Split up your observations and responses into a training and testing part each:

In [None]:
from sklearn.model_selection import train_test_split
# variable names are conventional, please also adopt them
X_train, X_test, y_train, y_test = train_test_split(X, y, test_size=0.2) # 20 percent go into the test set

In [None]:
for v in (X_train, X_test, y_train, y_test):
    print v.shape

Now, in order to evaluate properly, we need to train a classifier that has only seen the training part of the data, and is oblivious to the correct test set answers.

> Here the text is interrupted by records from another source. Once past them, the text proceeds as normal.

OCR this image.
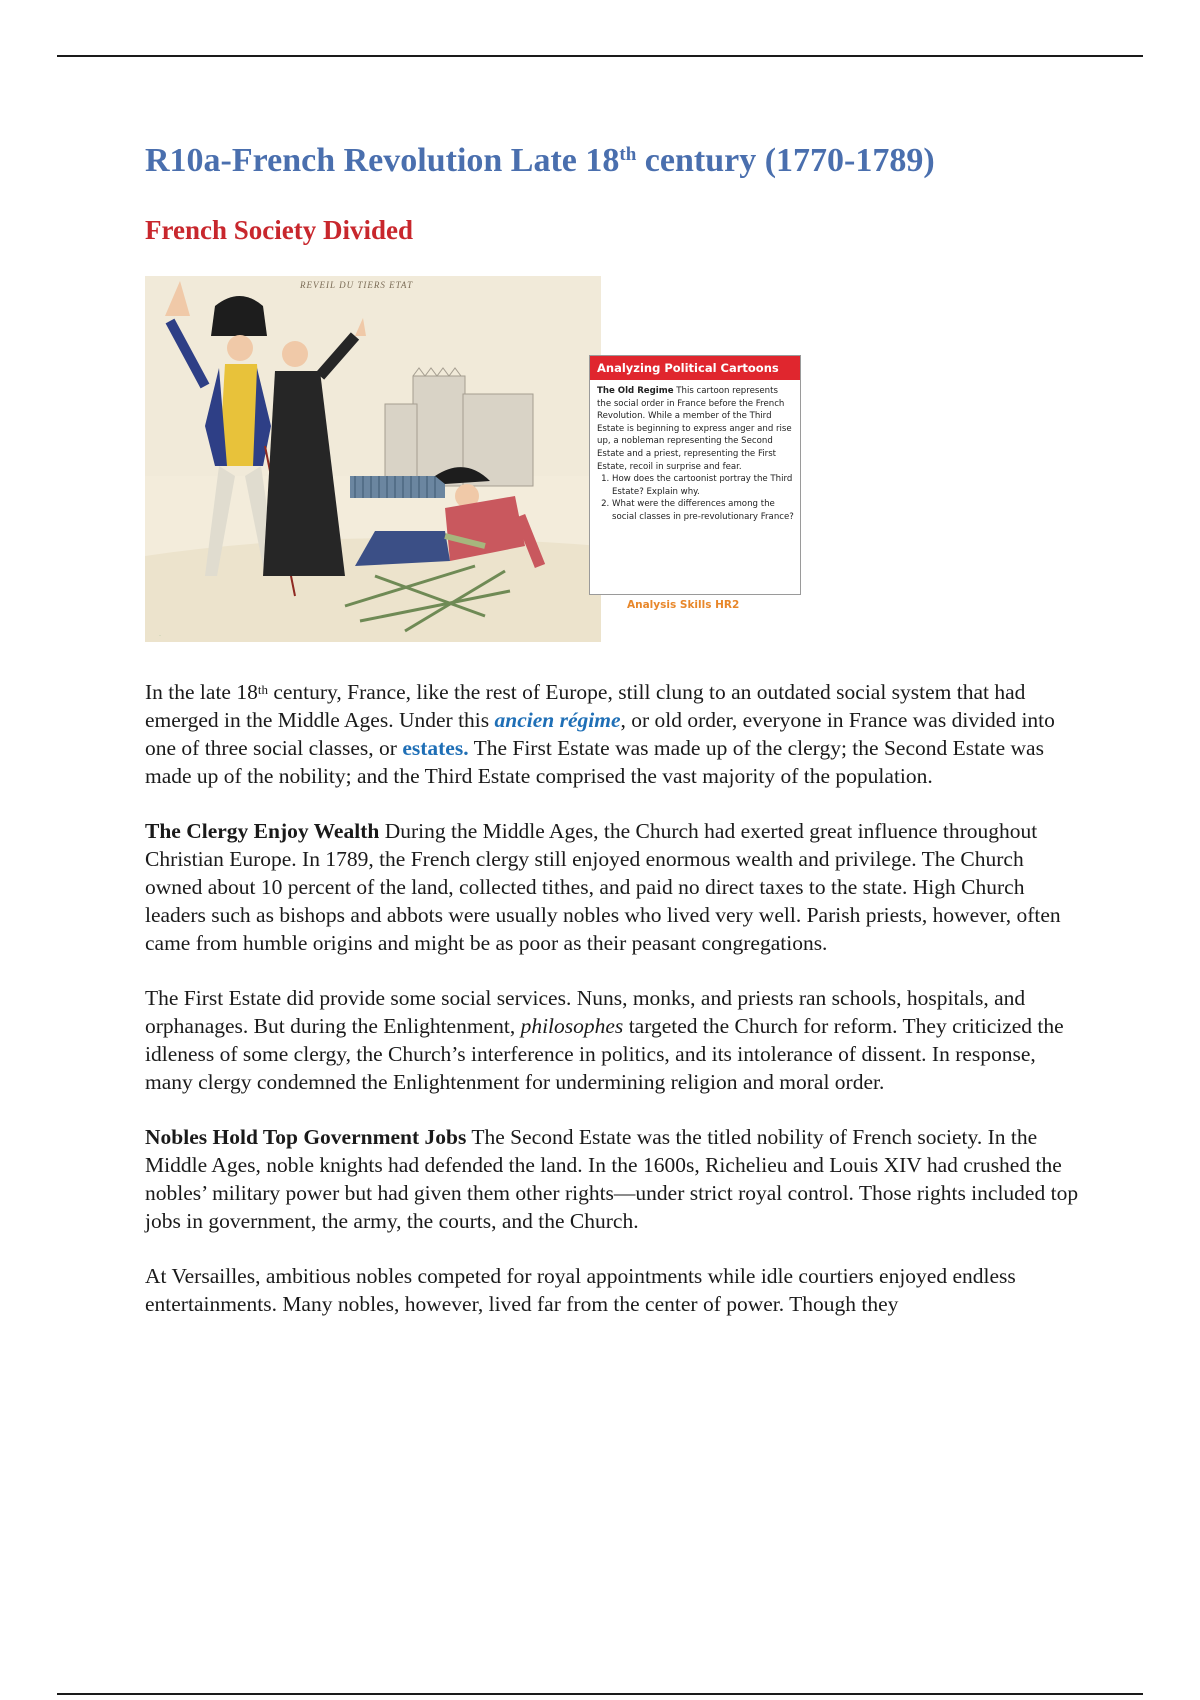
R10a-French Revolution Late 18th century (1770-1789)
French Society Divided
.
REVEIL DU TIERS ETAT
Analyzing Political Cartoons
The Old Regime This cartoon represents the social order in France before the French Revolution. While a member of the Third Estate is beginning to express anger and rise up, a nobleman representing the Second Estate and a priest, representing the First Estate, recoil in surprise and fear.
1. How does the cartoonist portray the Third Estate? Explain why.
2. What were the differences among the social classes in pre-revolutionary France?
Analysis Skills HR2

In the late 18th century, France, like the rest of Europe, still clung to an outdated social system that had emerged in the Middle Ages. Under this ancien régime, or old order, everyone in France was divided into one of three social classes, or estates. The First Estate was made up of the clergy; the Second Estate was made up of the nobility; and the Third Estate comprised the vast majority of the population.

The Clergy Enjoy Wealth During the Middle Ages, the Church had exerted great influence throughout Christian Europe. In 1789, the French clergy still enjoyed enormous wealth and privilege. The Church owned about 10 percent of the land, collected tithes, and paid no direct taxes to the state. High Church leaders such as bishops and abbots were usually nobles who lived very well. Parish priests, however, often came from humble origins and might be as poor as their peasant congregations.

The First Estate did provide some social services. Nuns, monks, and priests ran schools, hospitals, and orphanages. But during the Enlightenment, philosophes targeted the Church for reform. They criticized the idleness of some clergy, the Church’s interference in politics, and its intolerance of dissent. In response, many clergy condemned the Enlightenment for undermining religion and moral order.

Nobles Hold Top Government Jobs The Second Estate was the titled nobility of French society. In the Middle Ages, noble knights had defended the land. In the 1600s, Richelieu and Louis XIV had crushed the nobles’ military power but had given them other rights—under strict royal control. Those rights included top jobs in government, the army, the courts, and the Church.

At Versailles, ambitious nobles competed for royal appointments while idle courtiers enjoyed endless entertainments. Many nobles, however, lived far from the center of power. Though they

Then, predict the correct answers for the test observations:

In [None]:
clf.fit(X_train, y_train)

y_pred = clf.predict(X_test) # always use `y_pred` as the variable name

**Question for you: What is the difference between `y_test` and `y_pred`?**

In [None]:
# compare `y_test` and `y_pred`:
print "Actual\tPredicted"
for t, p in zip(y_test[:10], y_pred[:10]):
    print "{}\t{}".format(t, p)

### Evaluation by calculating accuracy

Now that we have the predictions for the test set examples, and the true answers, we can evaluate automatically the performance of the classifier. There are several different reasonable metrics, accuracy is by far the simplest:

In [None]:
from sklearn import metrics # module dedicated to measuring performance
metrics.accuracy_score(y_test, y_pred)

**Question for you: How is accuracy computed?**

If you cannot answer this question, look it up. Then try to implement an accuracy function yourself: one that takes `y_pred` and `y_test` as inputs.

# 4 Outlook

This method of model fitting and evaluation has several problems, which we will discuss in later classes. To give you some food for thought:
- We have split the data randomly into training and testing examples. Therefore, it is possible that the test only contains "easy" examples or only hard ones. Isn't this a bit unfair?
- Each classifier has hyperparameters that need to be set by the user. For instance, `n_neighbors` in our case. We have set it to `5`, an arbitrary decision. Can we do better than that?
- Does accuracy work for a regression problem? Why not?